Answer:
We can use the formula for the future value of an annuity to solve this problem. An annuity is a series of equal payments made at regular intervals. In this case, we are making a single lump-sum deposit now to grow into the desired future value.
The formula for the future value of a lump-sum deposit is:
FV = PV x (1 + r/n)^(n*t)
Where:
FV = future value
PV = present value (the amount to be deposited now)

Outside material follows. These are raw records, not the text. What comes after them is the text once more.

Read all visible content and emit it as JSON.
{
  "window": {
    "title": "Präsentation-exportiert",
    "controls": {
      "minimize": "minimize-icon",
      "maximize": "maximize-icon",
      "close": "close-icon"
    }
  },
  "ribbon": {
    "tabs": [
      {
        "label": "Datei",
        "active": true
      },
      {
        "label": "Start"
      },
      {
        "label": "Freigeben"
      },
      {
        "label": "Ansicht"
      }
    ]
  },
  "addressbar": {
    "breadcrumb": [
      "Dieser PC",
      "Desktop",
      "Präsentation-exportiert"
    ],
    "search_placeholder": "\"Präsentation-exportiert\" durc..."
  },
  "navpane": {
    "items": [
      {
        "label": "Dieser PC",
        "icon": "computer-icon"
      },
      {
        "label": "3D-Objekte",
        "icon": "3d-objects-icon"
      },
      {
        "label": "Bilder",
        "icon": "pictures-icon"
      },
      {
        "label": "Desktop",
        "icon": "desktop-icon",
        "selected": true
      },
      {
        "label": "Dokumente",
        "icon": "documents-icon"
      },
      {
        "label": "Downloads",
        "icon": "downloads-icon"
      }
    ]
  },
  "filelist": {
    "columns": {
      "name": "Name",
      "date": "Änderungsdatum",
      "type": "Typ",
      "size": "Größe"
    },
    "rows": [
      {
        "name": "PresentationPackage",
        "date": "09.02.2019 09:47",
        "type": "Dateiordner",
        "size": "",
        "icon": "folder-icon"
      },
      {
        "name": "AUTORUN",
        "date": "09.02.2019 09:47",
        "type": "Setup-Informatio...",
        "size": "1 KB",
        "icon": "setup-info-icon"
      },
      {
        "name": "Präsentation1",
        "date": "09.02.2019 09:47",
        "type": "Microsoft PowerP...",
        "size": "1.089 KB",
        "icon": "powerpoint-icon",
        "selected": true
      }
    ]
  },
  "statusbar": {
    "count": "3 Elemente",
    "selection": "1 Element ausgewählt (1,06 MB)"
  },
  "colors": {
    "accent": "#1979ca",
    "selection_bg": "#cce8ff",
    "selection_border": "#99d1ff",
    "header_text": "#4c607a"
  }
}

r = annual interest rate (as a decimal)
n = number of times the interest is compounded per year
t = number of years
In this case, we want to find the present value (PV) required to grow into the future value (FV) of $800,000 in 25 years with an annual interest rate of 5% compounded monthly, so:
FV = $800,000
r = 5% = 0.05 (annual interest rate)
n = 12 (monthly compounding)
t = 25 (number of years)
Substituting these values into the formula, we get:
$800,000 = PV x (1 + 0.05/12)^(12*25)
Simplifying the exponent on the right-hand side, we get:
$800,000 = PV x (1.004167)^300
Dividing both sides by (1.004167)^300, we get:
PV = $800,000 / (1.004167)^300
Using a calculator or spreadsheet, we can evaluate this expression to find:
PV ≈ $267,227.92
Therefore, you would need to deposit approximately $267,227.92 now into the account to reach your retirement goal of $800,000 in 25 years with an annual interest rate of 5% compounded monthly.